Том 1 — страница 6 из 67

«Тартюф» (либо в изначальном своем, не дошедшем до нас варианте, либо просто в неоконченном виде) был впервые разыгран перед королем и двором в Версале в 1664 году. А почти за месяц до того парижское отделение Общества Святых Даров[4] на своем секретном заседании постановило всеми средствами препятствовать постановке никем еще не виденной, известной лишь по слухам комедии. Выполнить это решение хотя и на время, но удалось: «Тартюф» был под запретом почти пять лет. Французская церковь в своем приговоре «Тартюфу» была единодушна, как редко в каком деле. Иезуиты (хотя и считавшие комедию сатирой на янсенистов) и янсенисты (хотя и полагавшие, что мишенью мольеровских насмешек были иезуиты), архиепископ Парижский (грозивший своей пастве отлучением от церкви за любую попытку ознакомиться с «Тартюфом») и безвестный кюре (требовавший сжечь сочинителя-святотатца на костре), президент Парижского парламента, член Общества Святых Даров (запретивший представления пьесы) — все вносили в преследование «Тартюфа» посильную лепту. С такой коалицией и король в открытый бой долго вступать не смел, предпочитая оказывать Мольеру поддержку окольно.

Между тем, судя по подзаголовку «Тартюфа», речь в комедии идет о «Лицемере» (первая версия пьесы) или «Обманщике» (окончательный вариант). А в том, чтобы обличать с подмостков лицемерие и лживость, как будто нет ничего предосудительного с точки зрения самой строгой морали. Будь эта пьеса просто историей о том, как ловкий плут прикинулся другом хозяина дома и зарился на его состояние, сватался к его дочери и обольщал жену, едва ли ее постановка превратилась бы в дело государственной важности. Но фальшь и притворство сами по себе как раз в «Тартюфе» Мольера не слишком занимают. Суть же в том, чем именно привораживает Тартюф своего легковерного благодетеля, какую именно личину надевает. Тартюф не вообще лицемер, он пустосвят, ханжа; так, во всяком случае, определял его сам Мольер, обороняясь от обвинений в посягательстве на подлинную веру и подлинное благочестие.

Две реплики Тартюфа дают исторически очень внятное обоснование его образа мыслей и действий:

«Круг совести, когда становится он тесным,

Расширить можем мы: ведь для грехов любых

Есть оправдание в намереньях благих.

………………………………………

Замучите себя вы в сокрушеньях поздних

О том, что нанесли обиду небесам,

Мне указав на дверь».

(Пер. М. Донского)

Оправдание «любых грехов» «благими намерениями» — одно из положений казуистической морали, утверждавшейся иезуитами и в расхожем словоупотреблении по сей день с иезуитами связываемой.

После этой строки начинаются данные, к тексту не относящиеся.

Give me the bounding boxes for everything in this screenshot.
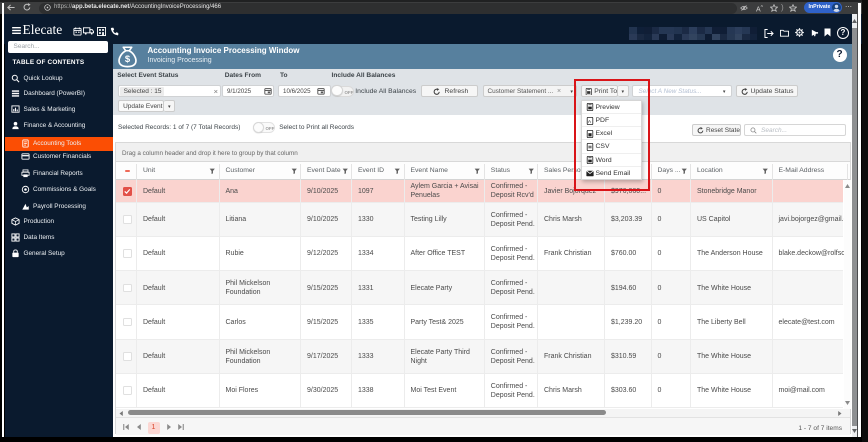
svg-text:$: $: [125, 54, 131, 65]
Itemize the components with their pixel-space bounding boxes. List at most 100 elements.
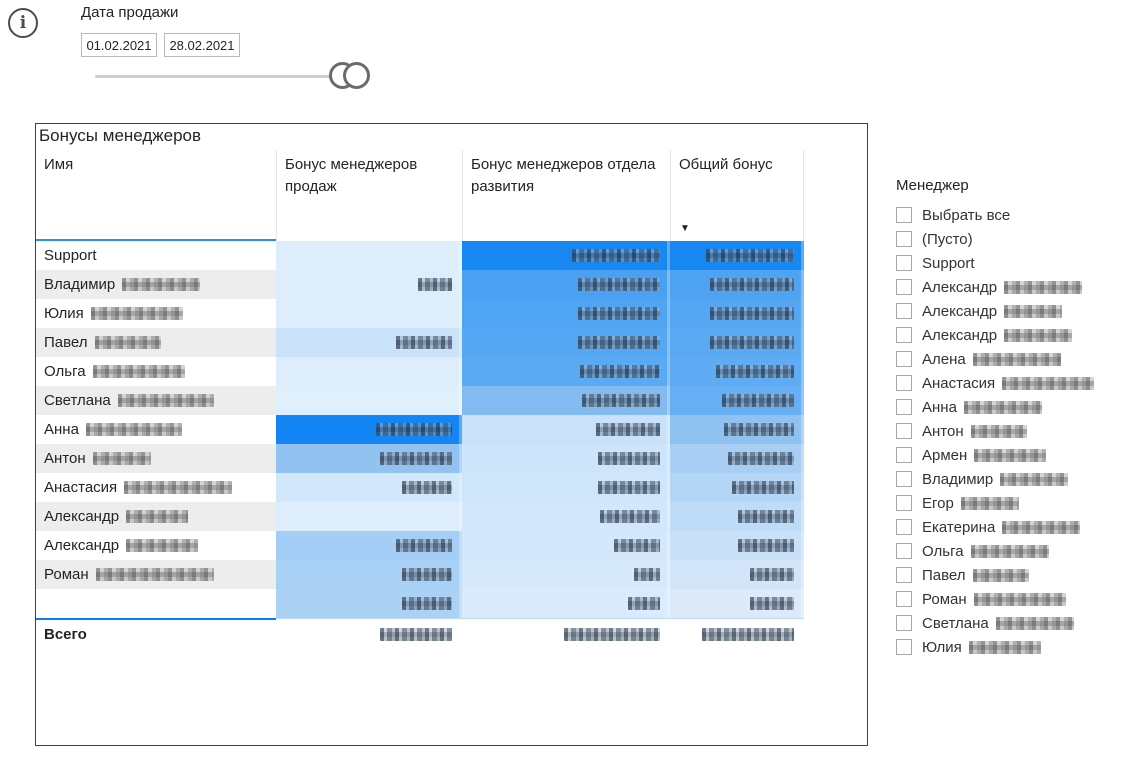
checkbox-icon[interactable] <box>896 495 912 511</box>
redacted-value <box>396 336 452 349</box>
table-row[interactable]: Владимир <box>36 270 867 299</box>
filter-item-label: Павел <box>922 567 1029 584</box>
table-row[interactable]: Анастасия <box>36 473 867 502</box>
filter-item[interactable]: Армен <box>895 443 1135 467</box>
total-dev-bonus-value <box>462 618 670 649</box>
date-slider-handle-end[interactable] <box>343 62 370 89</box>
table-row[interactable]: Анна <box>36 415 867 444</box>
filter-item-label: Екатерина <box>922 519 1080 536</box>
checkbox-icon[interactable] <box>896 327 912 343</box>
column-header-dev-bonus[interactable]: Бонус менеджеров отдела развития <box>462 150 670 241</box>
total-bonus-cell <box>670 270 804 299</box>
table-row[interactable]: Ольга <box>36 357 867 386</box>
filter-item-label: Анастасия <box>922 375 1094 392</box>
filter-item[interactable]: Ольга <box>895 539 1135 563</box>
filter-item[interactable]: Александр <box>895 323 1135 347</box>
filter-item[interactable]: Павел <box>895 563 1135 587</box>
total-bonus-cell <box>670 386 804 415</box>
filter-item-first-name: Ольга <box>922 543 964 560</box>
checkbox-icon[interactable] <box>896 423 912 439</box>
redacted-value <box>600 510 660 523</box>
checkbox-icon[interactable] <box>896 567 912 583</box>
column-header-total-bonus[interactable]: Общий бонус ▼ <box>670 150 804 241</box>
date-end-input[interactable]: 28.02.2021 <box>164 33 240 57</box>
filter-item[interactable]: Александр <box>895 275 1135 299</box>
filter-item-first-name: Владимир <box>922 471 993 488</box>
table-row[interactable]: Роман <box>36 560 867 589</box>
filter-item[interactable]: Юлия <box>895 635 1135 659</box>
checkbox-icon[interactable] <box>896 351 912 367</box>
sales-bonus-cell <box>276 589 462 618</box>
table-row[interactable]: Павел <box>36 328 867 357</box>
redacted-value <box>598 452 660 465</box>
table-row[interactable]: Александр <box>36 531 867 560</box>
column-header-name[interactable]: Имя <box>36 150 276 241</box>
filter-item[interactable]: Роман <box>895 587 1135 611</box>
redacted-value <box>738 539 794 552</box>
sales-bonus-cell <box>276 531 462 560</box>
bonus-matrix: Бонусы менеджеров Имя Бонус менеджеров п… <box>35 123 868 746</box>
checkbox-icon[interactable] <box>896 447 912 463</box>
info-icon[interactable]: i <box>8 8 38 38</box>
checkbox-icon[interactable] <box>896 591 912 607</box>
checkbox-icon[interactable] <box>896 615 912 631</box>
table-row[interactable]: Светлана <box>36 386 867 415</box>
checkbox-icon[interactable] <box>896 471 912 487</box>
table-row[interactable]: Александр <box>36 502 867 531</box>
checkbox-icon[interactable] <box>896 231 912 247</box>
filter-title: Менеджер <box>896 177 1135 194</box>
redacted-surname <box>93 365 185 378</box>
redacted-value <box>628 597 660 610</box>
filter-item-first-name: Светлана <box>922 615 989 632</box>
filter-item[interactable]: Алена <box>895 347 1135 371</box>
date-slider-track[interactable] <box>95 75 348 78</box>
filter-item[interactable]: Егор <box>895 491 1135 515</box>
checkbox-icon[interactable] <box>896 399 912 415</box>
checkbox-icon[interactable] <box>896 255 912 271</box>
filter-item-label: Владимир <box>922 471 1068 488</box>
table-body: SupportВладимирЮлия Павел Ольга СветланаАнн… <box>36 241 867 618</box>
checkbox-icon[interactable] <box>896 543 912 559</box>
sales-bonus-cell <box>276 357 462 386</box>
manager-first-name: Ольга <box>44 363 86 380</box>
filter-item[interactable]: (Пусто) <box>895 227 1135 251</box>
redacted-value <box>710 307 794 320</box>
table-row[interactable] <box>36 589 867 618</box>
filter-item-label: Юлия <box>922 639 1041 656</box>
total-bonus-cell <box>670 415 804 444</box>
table-row[interactable]: Антон <box>36 444 867 473</box>
checkbox-icon[interactable] <box>896 279 912 295</box>
filter-item[interactable]: Выбрать все <box>895 203 1135 227</box>
checkbox-icon[interactable] <box>896 303 912 319</box>
checkbox-icon[interactable] <box>896 639 912 655</box>
filter-item[interactable]: Владимир <box>895 467 1135 491</box>
redacted-value <box>380 452 452 465</box>
total-bonus-cell <box>670 473 804 502</box>
filter-item-first-name: Егор <box>922 495 954 512</box>
dev-bonus-cell <box>462 270 670 299</box>
filter-item[interactable]: Support <box>895 251 1135 275</box>
redacted-surname <box>1000 473 1068 486</box>
checkbox-icon[interactable] <box>896 519 912 535</box>
filter-item[interactable]: Светлана <box>895 611 1135 635</box>
manager-first-name: Антон <box>44 450 86 467</box>
filter-item[interactable]: Александр <box>895 299 1135 323</box>
date-start-input[interactable]: 01.02.2021 <box>81 33 157 57</box>
redacted-surname <box>973 353 1061 366</box>
sort-descending-icon[interactable]: ▼ <box>680 222 690 237</box>
manager-first-name: Павел <box>44 334 88 351</box>
manager-name-cell: Анастасия <box>36 473 276 502</box>
checkbox-icon[interactable] <box>896 375 912 391</box>
table-row[interactable]: Support <box>36 241 867 270</box>
column-header-sales-bonus[interactable]: Бонус менеджеров продаж <box>276 150 462 241</box>
filter-item[interactable]: Екатерина <box>895 515 1135 539</box>
filter-item[interactable]: Антон <box>895 419 1135 443</box>
table-row[interactable]: Юлия <box>36 299 867 328</box>
redacted-surname <box>122 278 200 291</box>
checkbox-icon[interactable] <box>896 207 912 223</box>
total-bonus-cell <box>670 357 804 386</box>
filter-item[interactable]: Анна <box>895 395 1135 419</box>
filter-item-first-name: Александр <box>922 279 997 296</box>
filter-item[interactable]: Анастасия <box>895 371 1135 395</box>
redacted-surname <box>96 568 214 581</box>
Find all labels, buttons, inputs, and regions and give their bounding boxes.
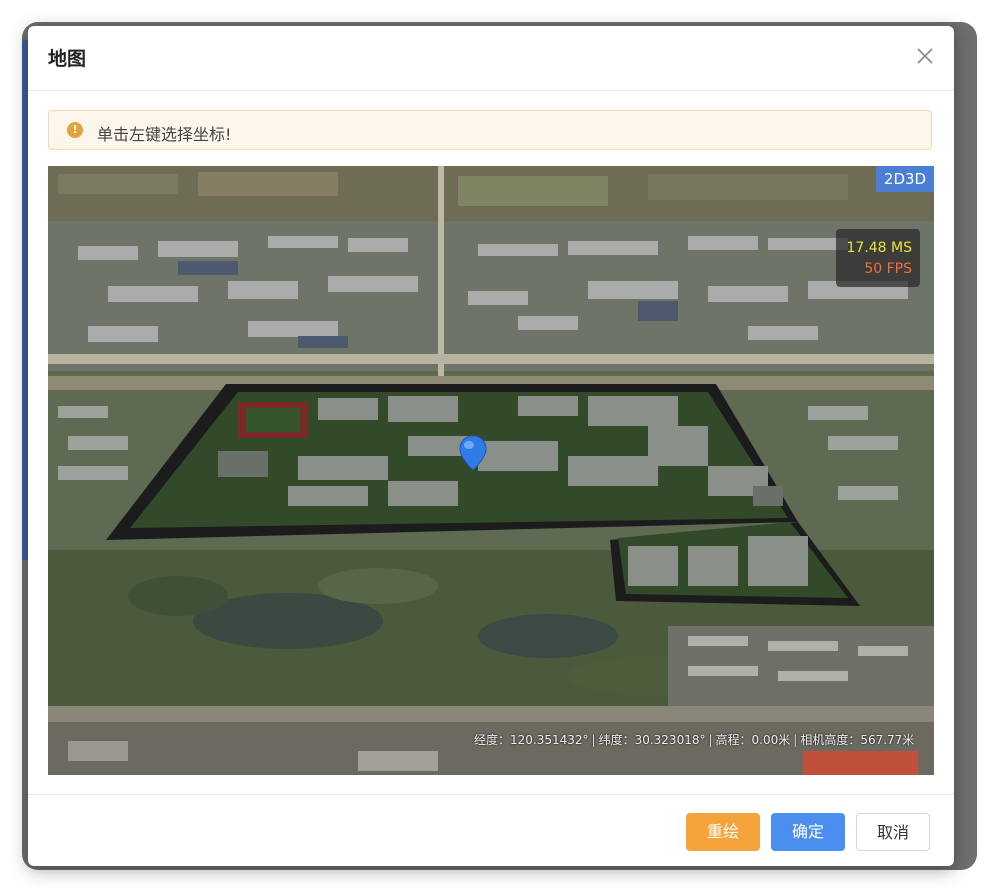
frame-rate: 50 FPS — [864, 261, 912, 277]
separator: | — [793, 733, 798, 747]
confirm-button[interactable]: 确定 — [771, 813, 845, 851]
longitude-readout: 经度：120.351432° — [474, 733, 589, 747]
close-icon[interactable] — [914, 45, 936, 67]
camera-height-readout: 相机高度：567.77米 — [800, 733, 915, 747]
instruction-alert: ! 单击左键选择坐标! — [48, 110, 932, 150]
dialog-footer: 重绘 确定 取消 — [28, 794, 954, 866]
separator: | — [708, 733, 713, 747]
coordinate-readout: 经度：120.351432° | 纬度：30.323018° | 高程：0.00米 | 相机… — [474, 731, 914, 748]
map-dialog: 地图 ! 单击左键选择坐标! 2D3D 17.48 MS 50 FPS 经度：1… — [28, 26, 954, 866]
warning-icon: ! — [67, 122, 83, 138]
cancel-button[interactable]: 取消 — [856, 813, 930, 851]
latitude-readout: 纬度：30.323018° — [598, 733, 706, 747]
performance-monitor: 17.48 MS 50 FPS — [836, 229, 920, 287]
alert-text: 单击左键选择坐标! — [97, 125, 232, 144]
dialog-header: 地图 — [28, 26, 954, 91]
mode-toggle-2d3d[interactable]: 2D3D — [876, 166, 934, 192]
map-viewport[interactable]: 2D3D 17.48 MS 50 FPS 经度：120.351432° | 纬度：3… — [48, 166, 934, 775]
redraw-button[interactable]: 重绘 — [686, 813, 760, 851]
frame-time: 17.48 MS — [846, 240, 913, 256]
dialog-title: 地图 — [48, 48, 87, 70]
satellite-scene — [48, 166, 934, 775]
map-pin-icon[interactable] — [458, 434, 488, 474]
separator: | — [591, 733, 596, 747]
elevation-readout: 高程：0.00米 — [715, 733, 791, 747]
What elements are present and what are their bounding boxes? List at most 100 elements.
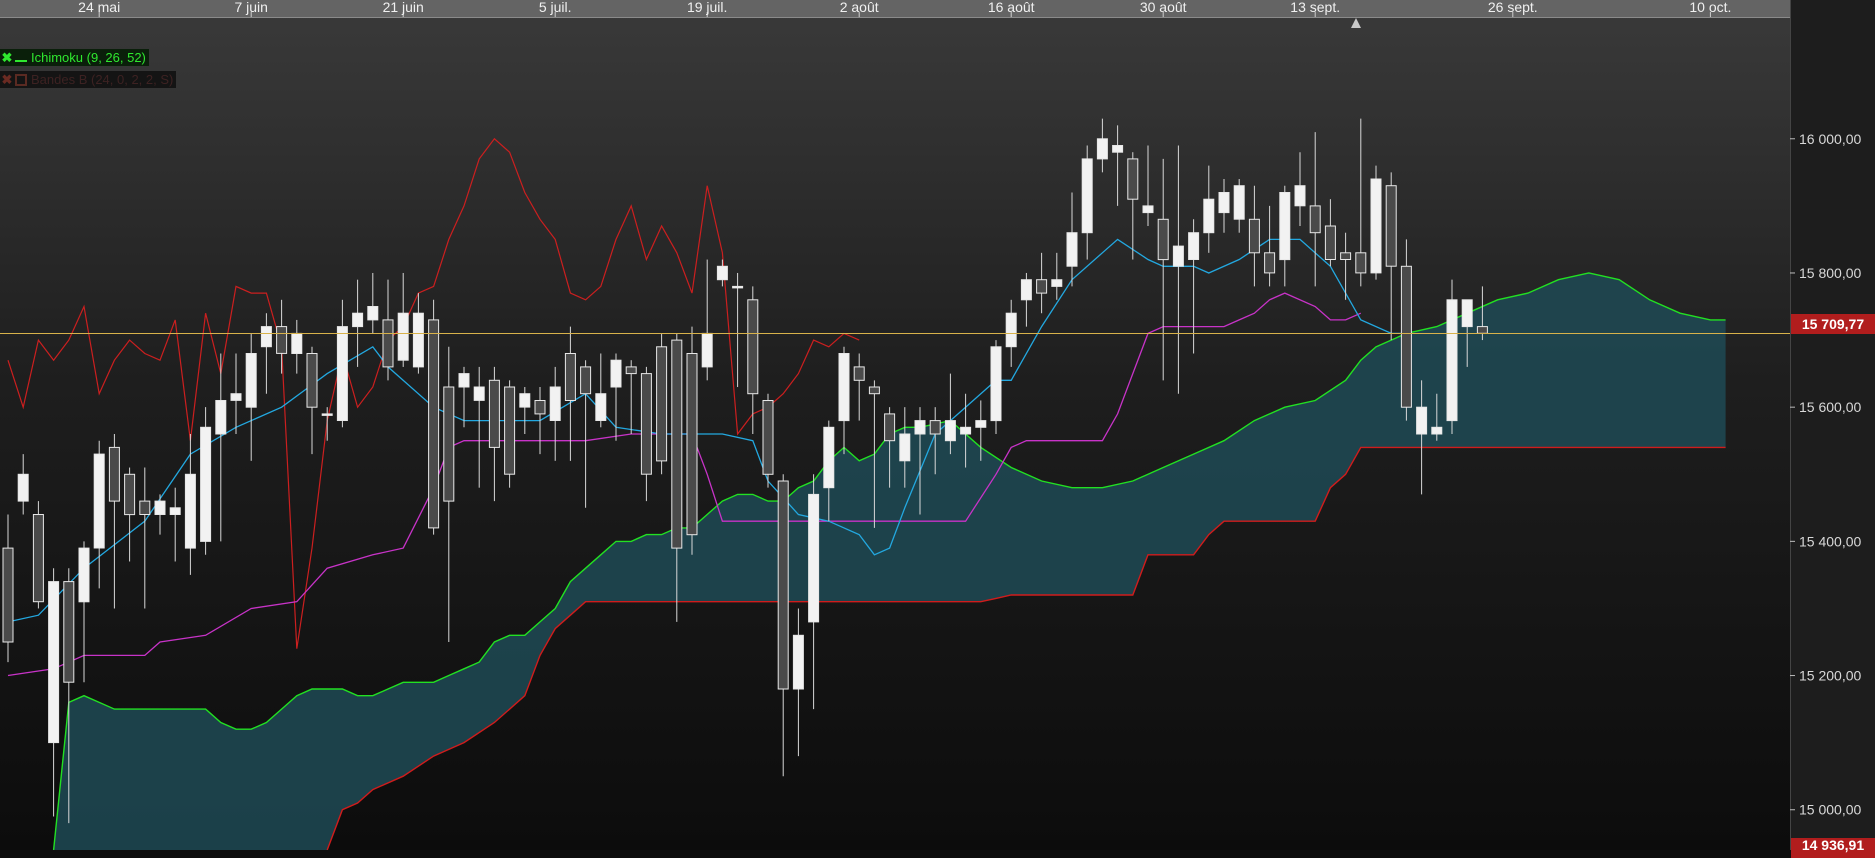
candle-body xyxy=(412,312,424,368)
y-axis-ticks: 15 000,00 15 200,00 15 400,00 15 600,00 15 8… xyxy=(1790,131,1861,818)
candle-body xyxy=(458,373,470,388)
candle-body xyxy=(792,634,804,690)
scroll-marker-icon[interactable] xyxy=(1351,18,1361,28)
visibility-toggle-icon[interactable] xyxy=(15,73,27,86)
legend-ichimoku[interactable]: ✖ Ichimoku (9, 26, 52) xyxy=(0,49,149,66)
candle-body xyxy=(838,353,850,422)
candle-body xyxy=(580,366,592,395)
candle-body xyxy=(1081,158,1093,234)
candle-body xyxy=(1066,232,1078,267)
candle-body xyxy=(1127,158,1139,200)
x-tick-label: 26 sept. xyxy=(1488,0,1538,15)
candle-body xyxy=(732,285,744,289)
candle-body xyxy=(868,386,880,395)
candle-body xyxy=(716,265,728,281)
candle-body xyxy=(1020,279,1032,301)
x-axis-ticks: 24 mai 7 juin 21 juin 5 juil. 19 juil. 2 août… xyxy=(78,0,1731,17)
candle-body xyxy=(276,326,288,354)
candle-body xyxy=(1385,185,1397,267)
candle-body xyxy=(473,386,485,401)
candle-body xyxy=(32,514,44,603)
legend-label-ichimoku: Ichimoku (9, 26, 52) xyxy=(31,50,146,65)
candle-body xyxy=(1355,252,1367,274)
candle-body xyxy=(215,400,227,435)
close-icon[interactable]: ✖ xyxy=(0,50,14,66)
candle-body xyxy=(321,413,333,416)
candle-body xyxy=(1051,279,1063,287)
candle-body xyxy=(169,507,181,515)
candle-body xyxy=(352,312,364,328)
candle-body xyxy=(397,312,409,361)
candle-body xyxy=(1461,299,1473,328)
candle-body xyxy=(443,386,455,502)
candle-body xyxy=(944,420,956,442)
x-tick-label: 7 juin xyxy=(234,0,267,15)
candle-body xyxy=(640,373,652,475)
candle-body xyxy=(671,339,683,549)
candle-body xyxy=(154,500,166,516)
candle-body xyxy=(336,326,348,422)
close-icon[interactable]: ✖ xyxy=(0,72,14,88)
candle-body xyxy=(656,346,668,462)
candle-body xyxy=(1400,265,1412,408)
y-tick-label: 15 600,00 xyxy=(1799,399,1861,415)
x-tick-label: 2 août xyxy=(840,0,879,15)
candle-body xyxy=(1005,312,1017,348)
current-price-badge: 15 709,77 xyxy=(1791,314,1875,334)
candle-body xyxy=(93,453,105,549)
candle-body xyxy=(504,386,516,475)
candle-body xyxy=(1218,192,1230,214)
candle-body xyxy=(17,473,29,502)
candle-body xyxy=(610,359,622,388)
candle-body xyxy=(519,393,531,408)
candle-body xyxy=(1188,232,1200,260)
x-tick-label: 16 août xyxy=(988,0,1035,15)
x-tick-label: 10 oct. xyxy=(1689,0,1731,15)
price-chart[interactable]: 24 mai 7 juin 21 juin 5 juil. 19 juil. 2 août… xyxy=(0,0,1875,850)
candle-body xyxy=(701,332,713,368)
candle-body xyxy=(1416,406,1428,435)
candle-body xyxy=(853,366,865,381)
visibility-toggle-icon[interactable] xyxy=(15,53,27,62)
candle-body xyxy=(108,446,120,502)
candle-body xyxy=(2,547,14,643)
candle-body xyxy=(1142,205,1154,214)
y-tick-label: 15 800,00 xyxy=(1799,265,1861,281)
candle-body xyxy=(139,500,151,516)
x-tick-label: 21 juin xyxy=(383,0,424,15)
legend-label-bollinger: Bandes B (24, 0, 2, 2, S) xyxy=(31,72,174,87)
candle-body xyxy=(1203,198,1215,234)
candle-body xyxy=(549,386,561,421)
candle-body xyxy=(1340,252,1352,261)
candle-body xyxy=(1112,145,1124,153)
candle-body xyxy=(124,473,136,516)
legend-bollinger[interactable]: ✖ Bandes B (24, 0, 2, 2, S) xyxy=(0,71,177,88)
cloud-area xyxy=(53,273,1726,850)
candle-body xyxy=(367,306,379,321)
candle-body xyxy=(1446,299,1458,422)
candle-body xyxy=(230,393,242,401)
candle-body xyxy=(1294,185,1306,207)
candle-body xyxy=(184,473,196,549)
y-tick-label: 15 400,00 xyxy=(1799,533,1861,549)
candle-body xyxy=(1096,138,1108,160)
candle-body xyxy=(428,319,440,529)
y-tick-label: 15 200,00 xyxy=(1799,668,1861,684)
x-tick-label: 19 juil. xyxy=(687,0,727,15)
candle-body xyxy=(762,400,774,475)
candle-body xyxy=(899,433,911,462)
candle-body xyxy=(625,366,637,375)
candle-body xyxy=(595,393,607,422)
y-tick-label: 16 000,00 xyxy=(1799,131,1861,147)
candle-body xyxy=(1172,245,1184,267)
candle-body xyxy=(1476,326,1488,334)
candle-body xyxy=(823,426,835,489)
candle-body xyxy=(1233,185,1245,220)
candle-body xyxy=(534,400,546,415)
x-tick-label: 30 août xyxy=(1140,0,1187,15)
candle-body xyxy=(1309,205,1321,234)
candle-body xyxy=(245,353,257,408)
candle-body xyxy=(260,326,272,348)
y-tick-label: 15 000,00 xyxy=(1799,802,1861,818)
candle-body xyxy=(382,319,394,368)
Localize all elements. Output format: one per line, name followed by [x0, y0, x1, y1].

Но противопоставление «грехов», очевидных поступков — намерениям, тайным движениям души, основано на противопоставлении морали «земной», поверяемой человеческим разумом, — морали «небесной», верооткровенной. Такой разрыв, христианству исконно присущий, можно толковать по-разному, подчеркивать или сглаживать. Некоторые течения католицизма (в частности, иезуитский орден) в пору Контрреформации были тем снисходительней и терпимей к мирским слабостям, чем решительнее отстаивали превосходство верополагаемых доблестей над мирскими добродетелями. Нарушения умопостигаемых этических норм не столь уж страшны — это грех, конечно, но грех простительный, — если не наносят ущерба славе божией, тем более, если ради нее и совершены. Но в то время как заповеди светской морали (какой бы из ее кодексов ни принимать) и их исполнение поддаются суду людской мудрости, распознать, что послужит к возвеличению, а что — к умалению славы божией, гораздо труднее. Католическая церковь предлагала тут мирянам критерий простой и ясный: ко славе божией все то, что ко благу самой церкви и каждого ее служителя, причем под благом понималось не только укрепление духовного авторитета, но и накопление бренных богатств. Интересы любого человека в сутане и с тонзурой на голове[5] приравнивались к интересам Церкви, а те в свою очередь отождествлялись с интересами Всевышнего. Потому и Тартюф чувствует себя в полном праве сказать, что, указав на дверь ему, Оргон оскорбляет небеса.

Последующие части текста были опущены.